Monday, August 20, 2007

al-Sadr in his own words

I've written a lot in the past about Muqtada al-Sadr's position in Iraqi politics, because the American media has missed the reality of his position. When the media mentions al-Sadr, it always includes the phrase "radical cleric" in an effort to demonize him. The reality is much more complex, as this statement shows:

"I would support the UN here in Iraq if it comes and replaces the American and British occupiers," he said.

"If the UN comes here to truly help the Iraqi people, they will receive our help in their work. I would ask my followers to support the UN as long as it is here to help us rebuild our country. They must not just be another face of the American occupation."

Just last week, I heard one of our "wise talking heads" on NPR (sorry, I didn't pay attention to which one, and I'm not going to spend a bunch of time looking through transcripts) say of al-Sadr "He's almost certainly hiding out in Iran". Then I read the transcript (in arabic) of the Friday sermon he delivered at a mosque in Kufa (which is in southern Iraq), basically decrying the "persian" intervention. And while the media tries to blame al-Sadr for much of the sectarian violence, he also does this:

Throughout last week a series of influential Iraqi sheikhs, including at least one senior Sunni tribal leader, visited the Sadrist headquarters as part of an effort to heal the rift between Sunnis and Shias. Aides to Mr Sadr said it was a priority to form a united nationalist front against all "foreign elements" in Iraq, with the Americans and al-Qa'ida to be considered equally as enemies.

Mr Sadr praised Iraqi Sunnis who had begun to fight against al-Qa'ida and religious extremists guilty of targeting Shia civilians. "Proud Iraqis in Ramadi have stood against al-Qa'ida and against the Americans and they have written their names into our history books," he said.

Shrugging off recent rumours that he had fled to Iran - he dismissed them as American propaganda designed to discredit him - Mr Sadr denied US claims his
forces were armed by Iran.

Our administration can't seem to see the truth about who are the Iranian allies in Iraq, the SIIC that is the militia of Nouri al-Maliki. That's the guy we're supporting.

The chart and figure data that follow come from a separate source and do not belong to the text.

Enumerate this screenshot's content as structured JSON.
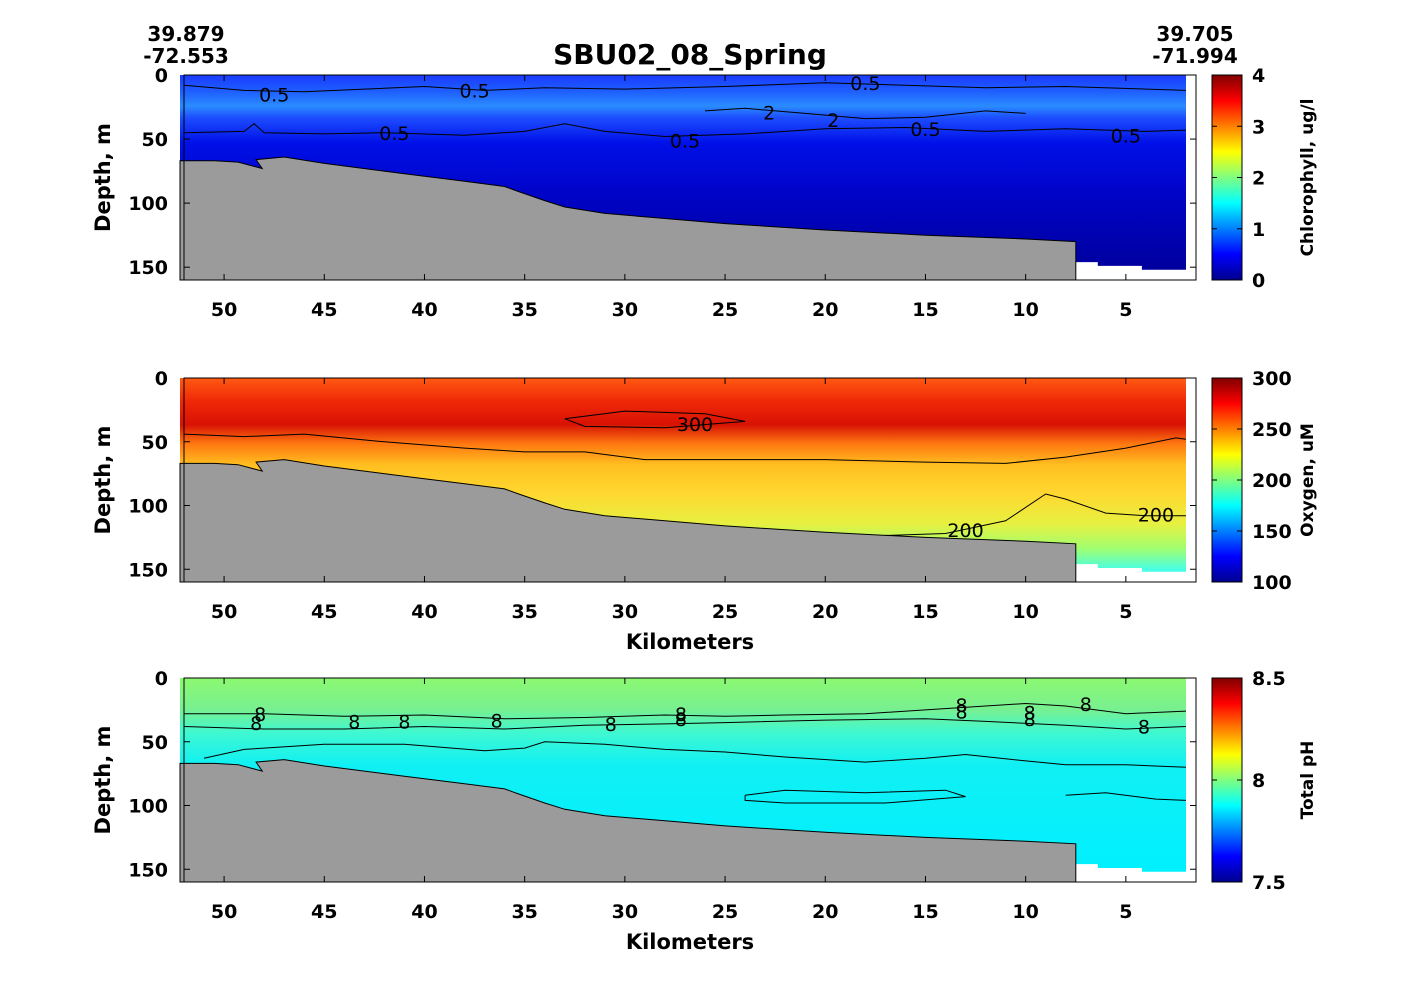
{
  "title": "SBU02_08_Spring",
  "start_position": {
    "lat": "39.879",
    "lon": "-72.553"
  },
  "end_position": {
    "lat": "39.705",
    "lon": "-71.994"
  },
  "chart_data": [
    {
      "type": "heatmap",
      "name": "chlorophyll",
      "xlabel": "",
      "ylabel": "Depth, m",
      "xlim": [
        52,
        1.5
      ],
      "ylim": [
        0,
        160
      ],
      "xticks": [
        50,
        45,
        40,
        35,
        30,
        25,
        20,
        15,
        10,
        5
      ],
      "yticks": [
        0,
        50,
        100,
        150
      ],
      "colorbar": {
        "label": "Chlorophyll, ug/l",
        "min": 0,
        "max": 4,
        "ticks": [
          0,
          1,
          2,
          3,
          4
        ]
      },
      "contour_labels": [
        {
          "text": "0.5",
          "x": 47.5,
          "y": 16
        },
        {
          "text": "0.5",
          "x": 37.5,
          "y": 13
        },
        {
          "text": "0.5",
          "x": 18.0,
          "y": 7
        },
        {
          "text": "0.5",
          "x": 41.5,
          "y": 46
        },
        {
          "text": "0.5",
          "x": 27.0,
          "y": 52
        },
        {
          "text": "0.5",
          "x": 15.0,
          "y": 43
        },
        {
          "text": "0.5",
          "x": 5.0,
          "y": 48
        },
        {
          "text": "2",
          "x": 22.8,
          "y": 30
        },
        {
          "text": "2",
          "x": 19.6,
          "y": 36
        }
      ]
    },
    {
      "type": "heatmap",
      "name": "oxygen",
      "xlabel": "Kilometers",
      "ylabel": "Depth, m",
      "xlim": [
        52,
        1.5
      ],
      "ylim": [
        0,
        160
      ],
      "xticks": [
        50,
        45,
        40,
        35,
        30,
        25,
        20,
        15,
        10,
        5
      ],
      "yticks": [
        0,
        50,
        100,
        150
      ],
      "colorbar": {
        "label": "Oxygen, uM",
        "min": 100,
        "max": 300,
        "ticks": [
          100,
          150,
          200,
          250,
          300
        ]
      },
      "contour_labels": [
        {
          "text": "300",
          "x": 26.5,
          "y": 37
        },
        {
          "text": "200",
          "x": 13.0,
          "y": 120
        },
        {
          "text": "200",
          "x": 3.5,
          "y": 108
        }
      ]
    },
    {
      "type": "heatmap",
      "name": "ph",
      "xlabel": "Kilometers",
      "ylabel": "Depth, m",
      "xlim": [
        52,
        1.5
      ],
      "ylim": [
        0,
        160
      ],
      "xticks": [
        50,
        45,
        40,
        35,
        30,
        25,
        20,
        15,
        10,
        5
      ],
      "yticks": [
        0,
        50,
        100,
        150
      ],
      "colorbar": {
        "label": "Total pH",
        "min": 7.5,
        "max": 8.5,
        "ticks": [
          7.5,
          8,
          8.5
        ]
      },
      "contour_labels": [
        {
          "text": "8",
          "x": 48.2,
          "y": 29
        },
        {
          "text": "8",
          "x": 48.4,
          "y": 36
        },
        {
          "text": "8",
          "x": 43.5,
          "y": 35
        },
        {
          "text": "8",
          "x": 41.0,
          "y": 35
        },
        {
          "text": "8",
          "x": 36.4,
          "y": 34
        },
        {
          "text": "8",
          "x": 30.7,
          "y": 37
        },
        {
          "text": "8",
          "x": 27.2,
          "y": 29
        },
        {
          "text": "8",
          "x": 27.2,
          "y": 33
        },
        {
          "text": "8",
          "x": 13.2,
          "y": 22
        },
        {
          "text": "8",
          "x": 13.2,
          "y": 27
        },
        {
          "text": "8",
          "x": 9.8,
          "y": 28
        },
        {
          "text": "8",
          "x": 9.8,
          "y": 33
        },
        {
          "text": "8",
          "x": 7.0,
          "y": 21
        },
        {
          "text": "8",
          "x": 4.1,
          "y": 39
        }
      ]
    }
  ]
}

The US military hasn't found any Iranian trainers in Iraq or any training camps,
but like Saddam's weapons of mass destruction, that you can't find them doesn't
mean they are not there. What I cannot understand is why the Pentagon needs
Iranians in Iraq as a plot device. The Iraqi Badr Corps, tens of thousands strong, was trained by the Iranian Revolutionary Guards, and it has been alleged that some Badr corpsmen are still on the Iranian payroll. It is the paramilitary of the Supreme Islamic Iraqi Council, America's chief ally in Iraq. What would the IRGC know that Badr does not? Why bother to send revolutionary guardsmen when the country is thick with Badr fighters anyway (who have all the same training)? I think the US is just embarrassed because Badr is its major ally in Iraq, and Pentagon spokesmen are over-compensating by imagining Iranian training camps inside Iraq. What an idea. I mean, don't we have, like, satellites that would see them? Wouldn't they be visible on
google earth? Every day the Pentagon b.s. about Iran gets more fantastic and

And, if we really wanted to marginalize al-Sadr, I think fester at The NewsHoggers has the perfect plan:
Yep, really secure; I again want to suggest my plan for marginalizing the Sadrists from their base of support:

Have the US fully embrace him, provide billions in unaccountable dollars, and publicly distribute numerous photographs of top US officials shaking hands and cutting ribbons on freshly painted schools with top Sadrist Movement officials.

This strategy has done wonders in delegitamitizing Allawi, Jaafari, and Maliki, so it should work with Sadr...

And, if you haven"t read it, here's the NY Times editorial written by 7 soldiers. A must read:


Suzy said...

"Our administration can't seem to see the truth about who are the Iranian allies in Iraq, the SIIC that is the militia of Nouri al-Maliki. That's the guy we're supporting."

Or can they? I believe they have no interest in seeing this come to an end or the violence quell, as long as there is money to be made.

pygalgia said...

While it's quite true that they're making a lot of money, they could make a hell of a lot more from a stable Iraq under a puppet government. That was their intent, but they totally messed it up.